Imagine um condomínio onde o síndico e um conselheiro, por conta própria e com total negligência, resolvem quebrar toda a tubulação da piscina para uma reforma mal planejada e desnecessária. Prejuízo: R$ 500 mil. Em vez de os responsáveis serem chamados a ressarcir o dano — afinal, todos sabem quem foram e o que fizeram —, a administração emite um boleto extra salgado para todos os condôminos pagarem imediatamente, sem auditoria das notas fiscais, sem explicação detalhada, sem punição. Os culpados seguem no cargo, o erro vira “problema coletivo” e quem nada decidiu arca com a conta.

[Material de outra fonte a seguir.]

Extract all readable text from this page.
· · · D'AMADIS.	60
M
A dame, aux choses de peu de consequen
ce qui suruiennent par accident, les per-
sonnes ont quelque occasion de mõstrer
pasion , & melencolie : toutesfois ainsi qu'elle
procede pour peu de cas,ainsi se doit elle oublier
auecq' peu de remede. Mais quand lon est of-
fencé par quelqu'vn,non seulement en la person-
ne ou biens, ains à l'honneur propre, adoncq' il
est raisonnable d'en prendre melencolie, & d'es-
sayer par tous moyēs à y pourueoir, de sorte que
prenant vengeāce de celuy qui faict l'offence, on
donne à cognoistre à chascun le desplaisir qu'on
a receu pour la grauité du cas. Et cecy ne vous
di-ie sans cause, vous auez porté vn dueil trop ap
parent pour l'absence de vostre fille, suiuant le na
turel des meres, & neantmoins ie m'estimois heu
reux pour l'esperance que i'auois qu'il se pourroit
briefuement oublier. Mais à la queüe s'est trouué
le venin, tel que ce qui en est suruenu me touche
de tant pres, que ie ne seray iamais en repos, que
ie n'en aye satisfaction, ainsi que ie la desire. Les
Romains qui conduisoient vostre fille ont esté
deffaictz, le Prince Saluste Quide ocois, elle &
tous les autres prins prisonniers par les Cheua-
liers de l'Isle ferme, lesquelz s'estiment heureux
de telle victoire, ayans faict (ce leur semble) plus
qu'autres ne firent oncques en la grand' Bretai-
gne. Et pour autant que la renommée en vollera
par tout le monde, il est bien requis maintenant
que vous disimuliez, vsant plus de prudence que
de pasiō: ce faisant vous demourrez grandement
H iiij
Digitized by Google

É exatamente isso que está acontecendo com o Banco de Brasília (BRB). O rombo bilionário — créditos podres de R$ 12,2 bilhões comprados do Banco Master, perdas agravadas por distribuição agressiva de lucros e compras suspeitas de ações via laranjas — tem responsáveis identificados: diretores da época, interlocutores políticos que defenderam a operação mesmo com alertas gritantes do BC e da imprensa. Apesar disso, o governo Ibaneis Rocha envia à CLDF um projeto que autoriza o uso de imóveis públicos como garantia para empréstimo de até R$ 6,6 bilhões, além de emissão de ações para captar bilhões extras. A conta? Vai parar no patrimônio do Distrito Federal — ou seja, no bolso do contribuinte.

Salvar uma instituição sem identificar, punir e cobrar quem a levou ao abismo não é gestão responsável; é a institucionalização da impunidade. Onde está a CPI na Câmara Legislativa para passar a limpo esses balanços, ouvir depoimentos sob juramento e exigir ressarcimento? Onde está o rigor com os que, por incompetência ou dolo, comprometeram recursos que deveriam servir a escolas, hospitais e segurança pública? Não podemos aceitar que a “solução” seja sempre a socialização das perdas: quando o erro tem nome e sobrenome, a conta não pode ser dividida entre quem nada decidiu.

A luz da transparência precisa ser lançada urgentemente sobre esses porões. Antes que mais ativos públicos desapareçam para cobrir falhas de poucos, é hora de cobrar explicações, auditorias independentes e, se for o caso, responsabilização civil e penal. O patrimônio do DF não é caixa eletrônico de ninguém. Quem errou, que pague — não o cidadão que só queria um banco sólido e serviços decentes.